Davao Philippines Region, Jovencio Cabezas Ilagan, data processing manager in the Church offices and former bishop and counselor in a stake presidency.

Toronto Ontario, Montreal–Ottawa, and Dartmouth Nova Scotia Regions, Alexander B. Morrison, a professor at University of Guelph and former regional welfare agent, stake president’s counselor, and high councilor.

Angeles and Cabanatuan Philippines Regions, Jose Paulino Tecson, businessman and former bishop and stake president.

Stake Presidents

La Paz Bolivia El Alto Stake, Bernardino Leano; Neiafu Vava’u Tonga North Stake, Hamani F. Wolfgramm; Phoenix Arizona East Stake, Vernon Bowring Watkins; Saskatoon Saskatchewan Stake, Kenneth Alferd Svenson; Taylorsville Utah Central Stake, Max David Knight; Taylorsville Utah North Central Stake, William Craig Luker.

Chicago Heights Illinois Stake, Rodger Carl Lerohl; Hyde Park Utah Stake (new, from a division of the North Logan Utah Stake), Vincent Eugene Erickson; Ogden Utah Mound Fort Stake, A. Glen McFarland; Quilmes Argentina Stake, Jorge Luis del Castillo.

Riverside California Stake, Theodore Christy File; San Juan Puerto Rico Stake, Jose M. Jimenez; Stuttgart Germany Servicemen Stake, Theron L. Sleight; Vernal Utah Maeser Stake, Ronald George Robb.

Angeles Philippines Stake, George Wong Lee; Lingayen Philippines Stake (new, from a division of the Dagupan and Tarlac Philippines Stakes), Oberlito Bautista Parayno; Ft.
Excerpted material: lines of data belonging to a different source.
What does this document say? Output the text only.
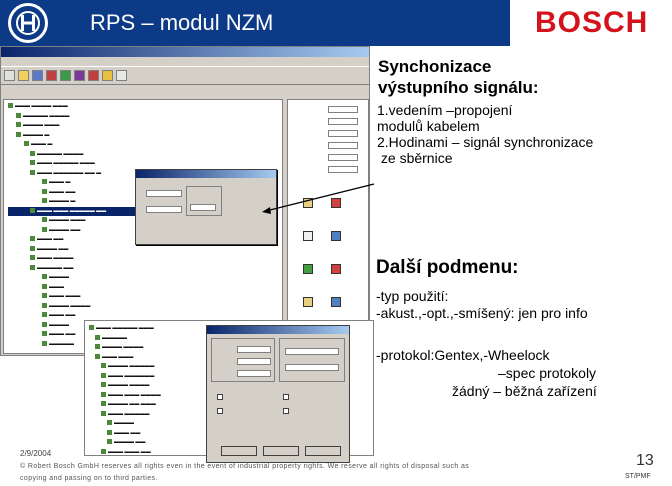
RPS – modul NZM	BOSCH
▬▬▬ ▬▬▬▬ ▬▬▬
▬▬▬▬▬ ▬▬▬▬
▬▬▬▬ ▬▬▬
▬▬▬▬ ▬
▬▬▬ ▬
▬▬▬▬▬ ▬▬▬▬
▬▬▬ ▬▬▬▬▬ ▬▬▬
▬▬▬ ▬▬▬▬▬▬ ▬▬ ▬
▬▬▬ ▬
▬▬▬ ▬▬
▬▬▬▬ ▬
▬▬▬ ▬▬▬ ▬▬▬▬▬ ▬▬
▬▬▬▬ ▬▬▬
▬▬▬▬ ▬▬
▬▬▬ ▬▬
▬▬▬▬ ▬▬
▬▬▬ ▬▬▬▬
▬▬▬▬▬ ▬▬
▬▬▬▬
▬▬▬
▬▬▬ ▬▬▬
▬▬▬▬ ▬▬▬▬
▬▬▬ ▬▬
▬▬▬▬
▬▬▬ ▬▬
▬▬▬▬▬

▬▬▬ ▬▬▬▬▬ ▬▬▬
▬▬▬▬▬
▬▬▬▬ ▬▬▬▬
▬▬▬ ▬▬▬
▬▬▬▬ ▬▬▬▬▬
▬▬▬ ▬▬▬▬▬▬
▬▬▬▬ ▬▬▬▬
▬▬▬ ▬▬▬ ▬▬▬▬
▬▬▬▬ ▬▬ ▬▬▬
▬▬▬ ▬▬▬▬▬
▬▬▬▬
▬▬▬ ▬▬
▬▬▬▬ ▬▬
▬▬▬ ▬▬▬ ▬▬
Synchonizace
výstupního signálu:
1.vedením –propojení
modulů kabelem
2.Hodinami – signál synchronizace
ze sběrnice
Další podmenu:
-typ použití:
-akust.,-opt.,-smíšený: jen pro info
-protokol:Gentex,-Wheelock
–spec protokoly
žádný – běžná zařízení
2/9/2004
© Robert Bosch GmbH reserves all rights even in the event of industrial property rights. We reserve all rights of disposal such as
copying and passing on to third parties.
13
ST/PMF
Macleod Alberta Stake (new, from a division of the Lethbridge Alberta and Lethbridge Alberta East Stakes), Heber James Beazer; Grand Rapids Michigan Stake, Kent H. Price.

Hartlepool England Stake, Geoffrey David Mawlam; Las Pinas Philippines Stake (new, from a division of the Caloocan, Manila, Quezon City, Makati, Marikina, and Paranaque Philippines Stakes), Delfin T. Justiniano; Makati Philippines Stake, Angel Manligas Bonoan; Monterrey Mexico Moderna Stake, Jacobo Hilario Salazar; Upper Hutt New Zealand Stake, Leslie Arthur Churchill Harris.

Paranque Philippines Stake, Sol Afloro Azarraga; Pasig Philippines Stake (new, from a division of the Caloocan, Manila, Quezon City, Makati, Marikina, and Paranque Philippines Stakes), Macario M. Yasona, Jr.